18. Testimony by two detectives alleging incriminating statements by Dechaine (which they testified they were reading from their notes) is disputed by the fact, discovered after the legislature ordered the state’s files to be opened, that those detectives’ notes do not contain the alleged incriminating statements.
19. Dechaine’s statement that at one point during his interrogation in the back seat of the cruiser by the police they may have convinced him that he had committed a crime involving a missing girl is entirely consisent with many other cases where individuals with compliant and submissive personalities — even when not under the influence of a drug — after being subjected to prolonged and severe interrogation, have admitted to crimes they did not commit.
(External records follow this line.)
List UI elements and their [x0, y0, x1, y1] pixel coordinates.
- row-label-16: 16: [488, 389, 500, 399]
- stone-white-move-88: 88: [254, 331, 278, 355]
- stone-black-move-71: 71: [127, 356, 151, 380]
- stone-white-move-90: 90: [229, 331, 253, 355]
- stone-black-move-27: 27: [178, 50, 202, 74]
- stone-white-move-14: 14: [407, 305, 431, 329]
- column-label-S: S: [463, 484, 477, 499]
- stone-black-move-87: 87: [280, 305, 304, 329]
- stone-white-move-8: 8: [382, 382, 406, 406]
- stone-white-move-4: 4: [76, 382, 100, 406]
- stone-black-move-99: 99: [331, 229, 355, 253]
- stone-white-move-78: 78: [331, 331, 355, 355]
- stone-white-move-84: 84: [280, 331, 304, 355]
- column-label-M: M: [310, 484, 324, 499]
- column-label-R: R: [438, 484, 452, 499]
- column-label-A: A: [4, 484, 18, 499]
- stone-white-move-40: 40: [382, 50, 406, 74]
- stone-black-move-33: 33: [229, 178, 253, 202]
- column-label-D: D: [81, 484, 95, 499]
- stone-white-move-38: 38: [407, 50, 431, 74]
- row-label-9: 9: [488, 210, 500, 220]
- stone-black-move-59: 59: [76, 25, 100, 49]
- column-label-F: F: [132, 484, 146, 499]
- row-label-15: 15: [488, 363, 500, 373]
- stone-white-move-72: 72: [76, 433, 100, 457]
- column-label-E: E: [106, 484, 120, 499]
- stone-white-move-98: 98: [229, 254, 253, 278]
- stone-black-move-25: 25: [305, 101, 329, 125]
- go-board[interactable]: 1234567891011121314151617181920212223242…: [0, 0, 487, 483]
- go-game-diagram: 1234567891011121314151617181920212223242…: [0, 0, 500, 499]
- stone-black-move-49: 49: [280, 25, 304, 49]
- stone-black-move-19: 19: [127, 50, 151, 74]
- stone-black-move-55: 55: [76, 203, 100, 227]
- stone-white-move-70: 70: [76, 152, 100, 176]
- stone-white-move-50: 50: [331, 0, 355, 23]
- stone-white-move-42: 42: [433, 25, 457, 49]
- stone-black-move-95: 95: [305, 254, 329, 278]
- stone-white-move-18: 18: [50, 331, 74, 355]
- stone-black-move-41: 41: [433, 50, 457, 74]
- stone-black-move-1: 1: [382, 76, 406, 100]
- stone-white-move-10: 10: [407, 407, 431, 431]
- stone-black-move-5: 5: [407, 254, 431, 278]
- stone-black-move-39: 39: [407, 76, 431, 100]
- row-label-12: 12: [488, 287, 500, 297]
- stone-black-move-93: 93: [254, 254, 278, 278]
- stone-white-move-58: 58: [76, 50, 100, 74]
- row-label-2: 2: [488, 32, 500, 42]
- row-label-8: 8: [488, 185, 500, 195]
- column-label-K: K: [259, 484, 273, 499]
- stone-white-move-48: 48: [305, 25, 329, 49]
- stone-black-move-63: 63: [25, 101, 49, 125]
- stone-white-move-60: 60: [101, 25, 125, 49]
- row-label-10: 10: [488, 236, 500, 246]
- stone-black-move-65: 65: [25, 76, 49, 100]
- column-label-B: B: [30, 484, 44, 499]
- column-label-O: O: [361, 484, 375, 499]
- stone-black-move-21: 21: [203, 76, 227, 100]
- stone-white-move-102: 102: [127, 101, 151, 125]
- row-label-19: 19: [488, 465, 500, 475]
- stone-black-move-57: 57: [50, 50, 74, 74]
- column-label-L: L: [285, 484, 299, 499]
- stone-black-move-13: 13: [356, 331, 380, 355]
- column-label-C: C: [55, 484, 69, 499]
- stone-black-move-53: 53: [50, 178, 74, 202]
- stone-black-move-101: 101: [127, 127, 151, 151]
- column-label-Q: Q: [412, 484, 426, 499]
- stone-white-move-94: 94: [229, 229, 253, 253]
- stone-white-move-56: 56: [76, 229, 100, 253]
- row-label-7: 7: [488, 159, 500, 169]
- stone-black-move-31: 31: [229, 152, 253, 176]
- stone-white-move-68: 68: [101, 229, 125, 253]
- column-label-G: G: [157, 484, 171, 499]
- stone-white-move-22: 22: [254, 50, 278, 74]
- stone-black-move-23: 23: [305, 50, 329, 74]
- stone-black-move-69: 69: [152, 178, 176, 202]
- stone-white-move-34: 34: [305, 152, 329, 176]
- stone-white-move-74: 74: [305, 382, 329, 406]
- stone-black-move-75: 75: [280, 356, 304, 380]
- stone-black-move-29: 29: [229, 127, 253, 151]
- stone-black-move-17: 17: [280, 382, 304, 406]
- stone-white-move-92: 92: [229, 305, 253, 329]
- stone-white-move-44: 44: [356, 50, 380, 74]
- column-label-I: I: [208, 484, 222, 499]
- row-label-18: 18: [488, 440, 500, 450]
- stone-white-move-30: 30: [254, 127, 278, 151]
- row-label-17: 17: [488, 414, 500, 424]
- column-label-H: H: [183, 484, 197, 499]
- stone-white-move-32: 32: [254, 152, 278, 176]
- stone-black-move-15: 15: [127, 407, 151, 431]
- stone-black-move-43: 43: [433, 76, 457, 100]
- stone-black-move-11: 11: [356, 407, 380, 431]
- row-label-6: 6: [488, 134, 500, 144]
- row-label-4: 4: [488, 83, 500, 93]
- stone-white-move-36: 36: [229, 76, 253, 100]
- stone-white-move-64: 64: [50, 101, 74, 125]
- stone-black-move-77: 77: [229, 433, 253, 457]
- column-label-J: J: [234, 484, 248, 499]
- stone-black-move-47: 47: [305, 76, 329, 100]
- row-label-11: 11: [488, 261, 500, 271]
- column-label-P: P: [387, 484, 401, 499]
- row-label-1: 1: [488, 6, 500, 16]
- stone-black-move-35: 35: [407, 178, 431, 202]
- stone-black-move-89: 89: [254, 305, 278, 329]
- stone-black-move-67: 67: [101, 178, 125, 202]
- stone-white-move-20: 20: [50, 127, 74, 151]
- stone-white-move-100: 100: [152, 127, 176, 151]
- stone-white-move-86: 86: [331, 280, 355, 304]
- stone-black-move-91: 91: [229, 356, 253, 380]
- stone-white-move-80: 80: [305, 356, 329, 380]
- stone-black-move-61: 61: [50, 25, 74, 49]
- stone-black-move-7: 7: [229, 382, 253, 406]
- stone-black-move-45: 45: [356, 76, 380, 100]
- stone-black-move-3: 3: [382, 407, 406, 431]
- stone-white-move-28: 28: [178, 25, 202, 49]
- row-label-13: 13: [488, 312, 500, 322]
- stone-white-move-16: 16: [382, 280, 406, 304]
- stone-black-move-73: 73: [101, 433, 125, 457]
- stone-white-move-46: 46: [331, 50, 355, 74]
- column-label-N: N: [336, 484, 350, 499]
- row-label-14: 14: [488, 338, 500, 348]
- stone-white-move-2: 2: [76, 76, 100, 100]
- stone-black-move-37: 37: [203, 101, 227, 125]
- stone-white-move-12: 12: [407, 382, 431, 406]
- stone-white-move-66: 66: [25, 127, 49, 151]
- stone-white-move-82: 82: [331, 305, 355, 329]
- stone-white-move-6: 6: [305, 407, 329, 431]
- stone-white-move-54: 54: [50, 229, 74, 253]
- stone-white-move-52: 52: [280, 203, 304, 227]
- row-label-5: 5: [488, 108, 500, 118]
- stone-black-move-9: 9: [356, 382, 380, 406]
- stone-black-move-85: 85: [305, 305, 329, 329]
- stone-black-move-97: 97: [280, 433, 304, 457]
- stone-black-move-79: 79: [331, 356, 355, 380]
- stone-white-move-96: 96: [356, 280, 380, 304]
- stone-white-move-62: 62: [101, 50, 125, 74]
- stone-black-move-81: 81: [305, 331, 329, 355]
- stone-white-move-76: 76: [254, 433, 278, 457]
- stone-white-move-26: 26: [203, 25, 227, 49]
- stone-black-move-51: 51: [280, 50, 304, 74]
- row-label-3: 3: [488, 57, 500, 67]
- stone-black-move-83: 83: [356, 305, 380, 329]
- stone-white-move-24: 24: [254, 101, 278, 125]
20. The claim that Dechaine stated at the jail that he was the one who killed Sarah Cherry and therefore needed to be put in “isolation” doesn’t pass the straight-face test. It is likely that he said he was the one accused of having killed Sarah Cherry, and therefore should be put in isolation. The use of the term ” isolation” (a term rarely if ever used by anyone outside the law enforcement community), rather than the term “solitary” strongly suggests that his request for a cell without cellmates was based on the advice of law enforcement personnel who probably alerted him to criminal inmate violence against accused child killers.